Although previous studies have shown that anti-drug campaigns, like Nancy Reagan’s infamous “Just Say No” digital bowel movement on the children of the 1980s, are mostly ineffective when it comes to preventing Americans from experimenting with the wonderful world of illegal drugs, researchers now claim that everything we know about the overall effectiveness of these advertisements is wrong.
A team of scientists at the University of Ohio recently embarked on a mission to determine whether anti-drug PSAs could actually work to persuade the generations of tomorrow to stay away from dope.
To do this, they assembled a group of 28 students and had them watch dozens of 30-second advertisements designed to make them want to avoid good substances like the plague.
But rather than simply ask these folks for a review of the ads, the scientists connected them to a brain scan (fMRI scanner) and monitored their responses in real time.
The results determined that those with a low-risk for drug abuse were able to properly articulate which PSAs were effective, while those with a high-risk for drug abuse could not.
Richard Huskey, one of three co-authors involved with the study, says there is a defensive mechanism at work when it comes to people in the high-risk classification and their views on what they believe is anti-drug propaganda.
“It is very difficult to ask potential drug users which anti-drug PSAs work best. They are generally very defensive and are apt to say that none of the messages is convincing,” he said. “Even though they often say that none of the anti-drug messages are effective, their brains tell a different story.”
Once researchers were in possession of documented opinions and connectivity patterns on the initial 28 respondents, they then put together two more, much larger groups to see if they could predict individual responses to the PSAs without connecting them to the MRI.
Both groups consisted of around 600 people—one was representative of college-aged students, while the other was a sample of adolescents.
What they found was that the self-reporting method was a bust when trying to measure the effectiveness of the PSAs. People with a high-risk for drug abuse are apparently not very straight-forward when it comes to revealing which advertisements had the most impact. It was only after the self-reported reviews were combined with the brain scans that researchers began to get a grip on which PSAs worked the best.

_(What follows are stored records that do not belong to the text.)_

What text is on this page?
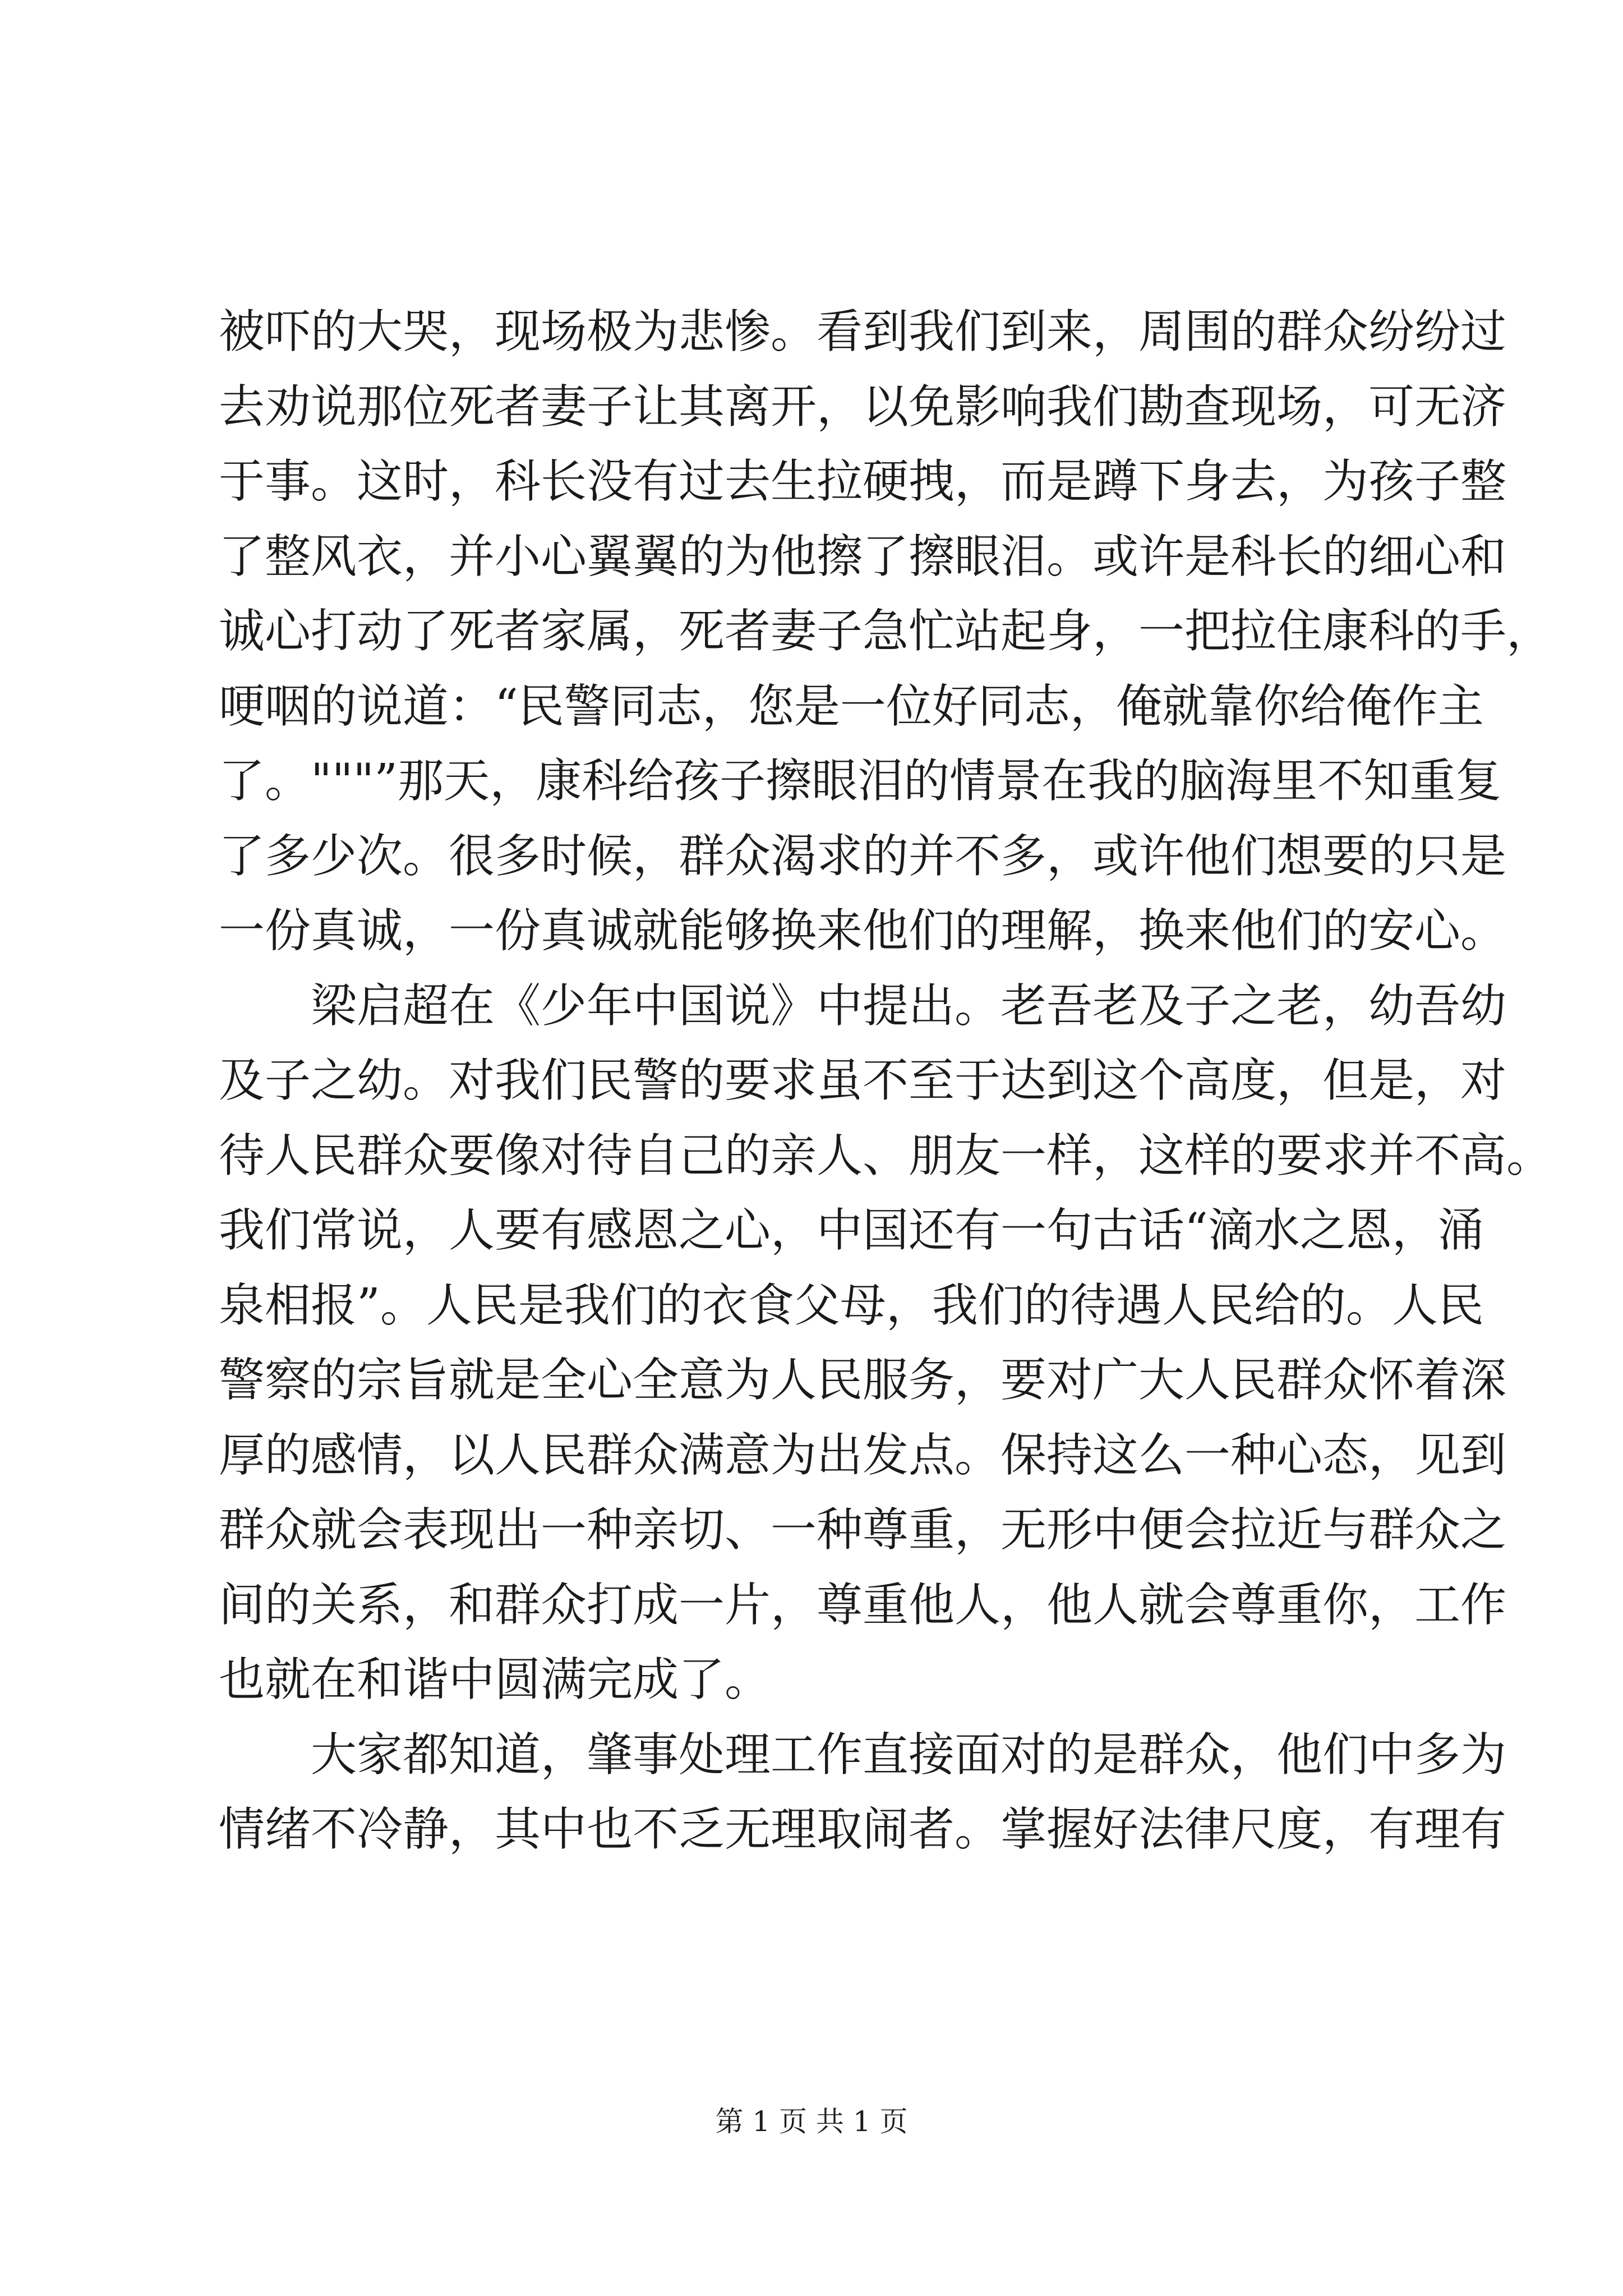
被吓的大哭，现场极为悲惨。看到我们到来，周围的群众纷纷过
去劝说那位死者妻子让其离开，以免影响我们勘查现场，可无济
于事。这时，科长没有过去生拉硬拽，而是蹲下身去，为孩子整
了整风衣，并小心翼翼的为他擦了擦眼泪。或许是科长的细心和
诚心打动了死者家属，死者妻子急忙站起身，一把拉住康科的手，
哽咽的说道：“民警同志，您是一位好同志，俺就靠你给俺作主
了。"""”那天，康科给孩子擦眼泪的情景在我的脑海里不知重复
了多少次。很多时候，群众渴求的并不多，或许他们想要的只是
一份真诚，一份真诚就能够换来他们的理解，换来他们的安心。
梁启超在《少年中国说》中提出。老吾老及子之老，幼吾幼
及子之幼。对我们民警的要求虽不至于达到这个高度，但是，对
待人民群众要像对待自己的亲人、朋友一样，这样的要求并不高。
我们常说，人要有感恩之心，中国还有一句古话“滴水之恩，涌
泉相报”。人民是我们的衣食父母，我们的待遇人民给的。人民
警察的宗旨就是全心全意为人民服务，要对广大人民群众怀着深
厚的感情，以人民群众满意为出发点。保持这么一种心态，见到
群众就会表现出一种亲切、一种尊重，无形中便会拉近与群众之
间的关系，和群众打成一片，尊重他人，他人就会尊重你，工作
也就在和谐中圆满完成了。
大家都知道，肇事处理工作直接面对的是群众，他们中多为
情绪不冷静，其中也不乏无理取闹者。掌握好法律尺度，有理有
第 1 页 共 1 页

But no MRI results were necessary when trying to determine which PSAs had the greatest affect on low-risk drug abusers.
“That’s because low-risk subjects are accurately telling us which messages are most effective with them,” Huskey said. “We don’t need fancy technology to figure out which messages work best for people who are at low risk—we can just ask them.”
As for those people who simply do not buy into the concept of PSAs having the power to keep kids off drugs, only the brain scans were able to determine their true feelings.
The goal here is to eventually use this data and future studies like it to scientifically design advertisements that will discourage drug use in the high-risk category, even when these people are under the impression that the message has fallen on deaf ears.
Perhaps hitting the topic from an honest angle with respect to various controlled substances—rather than airing ads scripted to invoke fear—would be a good start.
Kids should be given the truth about the risks associated with all drugs (even the legal ones) to give them the ammunition needed to make intelligent decisions later in life. What we don’t need is more of the lies that the federal government has spent billions of dollars selling the American youth (and their parents) over the past few decades.